A ministra acabou caindo, por escândalos nos gastos com o cartão corporativo do ministério, mas até nisso o racismo foi invocado. O deputado petista José Cândido declarou, à época, que havia exagero midiático e racista quanto a Matilde Ribeiro e quanto a Orlando Silva, por serem negros.

Ora, Orlando Silva caíra do Ministério dos Esportes por acusações de corrupção e mau uso, também, do cartão corporativo ministerial. Corrupção virou racismo, deputado José Cândido?

A professora petista Bárbara Carine, dias atrás, em entrevista a uma emissora de rádio, falava da “branquitude”, que ela define como um estado de superioridade artificial que se consolidou ao longo dos séculos e de que se beneficiam todos os que são brancos, mesmo no Brasil. Seu metafórico dedo em riste apontava para todos os que não têm pele negra, vermelha ou amarela, como se dissesse: “Vocês são racistas, ainda que por herança”.

Fala-se nas diferenças econômicas, como se fossem consequências únicas do racismo. Metade da população brasileira é negra, mas só 20% dos ricos são negros, alega-se, com razão.

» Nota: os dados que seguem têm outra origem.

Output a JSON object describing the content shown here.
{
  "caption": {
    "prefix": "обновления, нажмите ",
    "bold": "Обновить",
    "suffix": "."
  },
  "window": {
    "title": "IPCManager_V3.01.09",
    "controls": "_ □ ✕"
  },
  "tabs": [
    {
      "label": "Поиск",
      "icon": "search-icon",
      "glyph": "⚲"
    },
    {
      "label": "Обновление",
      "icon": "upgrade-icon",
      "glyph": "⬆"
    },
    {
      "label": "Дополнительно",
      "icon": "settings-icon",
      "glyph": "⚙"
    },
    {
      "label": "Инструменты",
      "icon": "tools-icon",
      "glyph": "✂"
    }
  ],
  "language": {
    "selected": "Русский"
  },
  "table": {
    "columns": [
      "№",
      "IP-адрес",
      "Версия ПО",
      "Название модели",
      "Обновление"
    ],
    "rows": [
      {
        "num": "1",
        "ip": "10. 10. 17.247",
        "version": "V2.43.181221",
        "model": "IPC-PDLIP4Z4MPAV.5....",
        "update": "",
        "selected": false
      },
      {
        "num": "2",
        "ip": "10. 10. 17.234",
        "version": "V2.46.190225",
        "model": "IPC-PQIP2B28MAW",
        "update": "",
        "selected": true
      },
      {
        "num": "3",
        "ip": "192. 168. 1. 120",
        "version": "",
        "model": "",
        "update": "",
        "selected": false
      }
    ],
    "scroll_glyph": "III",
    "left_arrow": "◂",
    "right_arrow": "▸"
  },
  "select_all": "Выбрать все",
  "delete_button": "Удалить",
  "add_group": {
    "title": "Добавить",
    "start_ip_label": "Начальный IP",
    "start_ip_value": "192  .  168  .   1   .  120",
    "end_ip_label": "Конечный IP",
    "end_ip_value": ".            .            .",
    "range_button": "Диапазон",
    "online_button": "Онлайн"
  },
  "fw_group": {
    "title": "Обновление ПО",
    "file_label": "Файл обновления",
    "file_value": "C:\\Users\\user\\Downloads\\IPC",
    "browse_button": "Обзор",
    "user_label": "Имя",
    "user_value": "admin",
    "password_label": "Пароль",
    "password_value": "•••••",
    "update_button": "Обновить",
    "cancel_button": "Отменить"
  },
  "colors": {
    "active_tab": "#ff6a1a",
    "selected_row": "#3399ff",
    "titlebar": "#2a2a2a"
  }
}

Mas sem razão sugerindo que existe um racismo que impede ao negro a ascensão econômica. As razões das diferenças econômicas são muitas e pouco ou nada têm a ver, no Brasil, com racismo. Tanto que não atingem apenas frações raciais, mas são, principalmente, regionais.

Enfim, quer se acender aqui um racismo que nunca inflamou, e por razões ideológicas. Quer se estender aqui, a toda a população brasileira, ordeira, cordial, antirracista mesmo, a vergonha que só pertence a alguns poucos ignorantes ou mentalmente perturbados.

Esse estado de espírito artificialmente racista existe, se o leitor estiver no meio artístico, no meio universitário ou no meio jornalístico, cujos próceres querem que ele exista.

Mas tente encontrá-lo num meio confiável, como nas Forças Armadas, e verá que nada há que se pareça com ele nos quartéis, onde todas as diversidades raciais convivem em total igualdade.

Países mais racistas do mundo. Irã e Rússia lideram

No mês passado o jornal londrino “Evening Standard” publicou uma reportagem da jornalista local Beril Naz Hassan na qual o título inquiria: “Quais as nações mais racistas?”

A jornalista publicava uma pesquisa conduzida pelo World Values Survey, uma organização mundial de cientistas que se dedica a pesquisas de valores e costumes em cerca de 100 países, e decodificada pelo Kings College London.

A enquete buscava saber o percentual dos habitantes dos países pesquisados que admitiam restrições racistas. O leitor, que como todos nós vive em meio a informações e desinformações, por certo se surpreenderá com o resultado. Entre os 24 países estudados e comparados, são os mais racistas:

1 – Irã (42%)

2 – Rússia (32%)

3 – Japão (30%)

4 – China (26%)

5 – Grécia (26%)

6 – Marrocos (23%)

7 – Coréia do Sul (22%)

8 – Egito (20%)

9 – Polônia (19%)

10 – Itália (18%)

11 – Filipinas (17%)

12 – Indonésia (17%)

13 – México (14%)

14 – Espanha (13%)

15 – Nigéria (13%)

16 – França (10%)

17 – Austrália (9%)

18 – Canadá (9%)

19 – Estados Unidos (8%)

20 – Noruega (5%)

21 – Inglaterra (5%)

22 – Alemanha (4%)

23 – Brasil (3%)

24 – Suécia (3%)

Nada disso foi ou será publicado por nossa “grande imprensa”. É preciso dizer algo mais?